De Rusia a China
El padre Checo frunció el ceño, enarcó las cejas y me dio una mirada cómo queriendo pulverizarme o desaparecerme. La bondadosa y ya fallecida comadre, Titán, todavía tenía en su regazo a la criatura que iba a ser bautizada.
Resultaba inverosímil el que próximo a los años 80 del siglo pasado, todavía se censurara el que a un niño se le identificara con el nombre de Lenin; apodo de Vladimir Ilich Ullianov. Muchos me miraban cómo queriendo interrogarme, y ya en Nueva York, Rosita, la abuela materna de mi hijo mayor me dijo por vía telefónica: “mire, ahora es que yo sé quién es el ruso ese por el que usted le puso ese nombre a Lenin.”
Con una formación rebelde, y convicciones de un iconoclasta, me propuse que el nombre de mi primer vástago no fuera igual al mío y mucho menos que, cuando naciera se correspondiese con el santo de ese día. Mi segunda hija, nacida un 29 de septiembre, Día de San Miguel, no es llamada Miguelina, sino Pamela. Lo tenía planeado mucho antes de conocer a su madre.
Cuando el cura antes citado, párroco de la Iglesia Santa Cruz ubicada en un tramo del sector de Villa Francisca, me espetó sobre el por qué con apenas dos meses de nacido le había puesto al niño ese nombre le dije que, si otros se llamaban Kennedy, mi hijo podría llevar el de Lenin. Al paso del tiempo, sobreabundaron los niños llamados Lenin en toda la geografía de República Dominicana.

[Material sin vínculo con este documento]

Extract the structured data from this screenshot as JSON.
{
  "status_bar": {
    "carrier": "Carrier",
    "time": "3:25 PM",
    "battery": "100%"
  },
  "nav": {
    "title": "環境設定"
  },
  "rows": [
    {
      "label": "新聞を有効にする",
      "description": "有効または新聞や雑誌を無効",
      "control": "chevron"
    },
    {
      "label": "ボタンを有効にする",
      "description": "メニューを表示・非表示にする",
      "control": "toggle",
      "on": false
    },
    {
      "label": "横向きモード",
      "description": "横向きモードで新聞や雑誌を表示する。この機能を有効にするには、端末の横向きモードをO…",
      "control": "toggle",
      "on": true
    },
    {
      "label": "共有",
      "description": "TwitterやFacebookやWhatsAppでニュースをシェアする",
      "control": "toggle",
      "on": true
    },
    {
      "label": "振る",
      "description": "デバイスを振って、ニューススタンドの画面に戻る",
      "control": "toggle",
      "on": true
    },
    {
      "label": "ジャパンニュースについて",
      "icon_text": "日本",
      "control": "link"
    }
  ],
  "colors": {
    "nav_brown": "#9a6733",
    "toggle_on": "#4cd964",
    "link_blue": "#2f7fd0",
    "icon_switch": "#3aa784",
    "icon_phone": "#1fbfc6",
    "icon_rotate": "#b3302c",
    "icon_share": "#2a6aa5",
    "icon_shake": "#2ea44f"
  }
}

Pero al margen de esos inconvenientes, también hube de dar cuentas a mi fallecido padre cuando se quejó por hacer llamar así, a su primer nieto. Fue en ese momento cuando apelé a una genial salida. Simplemente le dije lo que sabía: “usted tiene tres chinas; Ailing, Meiling y Suling, y yo tengo un ruso llamado Lenin; todos esos nombres terminan en in”. Sonrió levemente, y de inmediato abordó otro tema.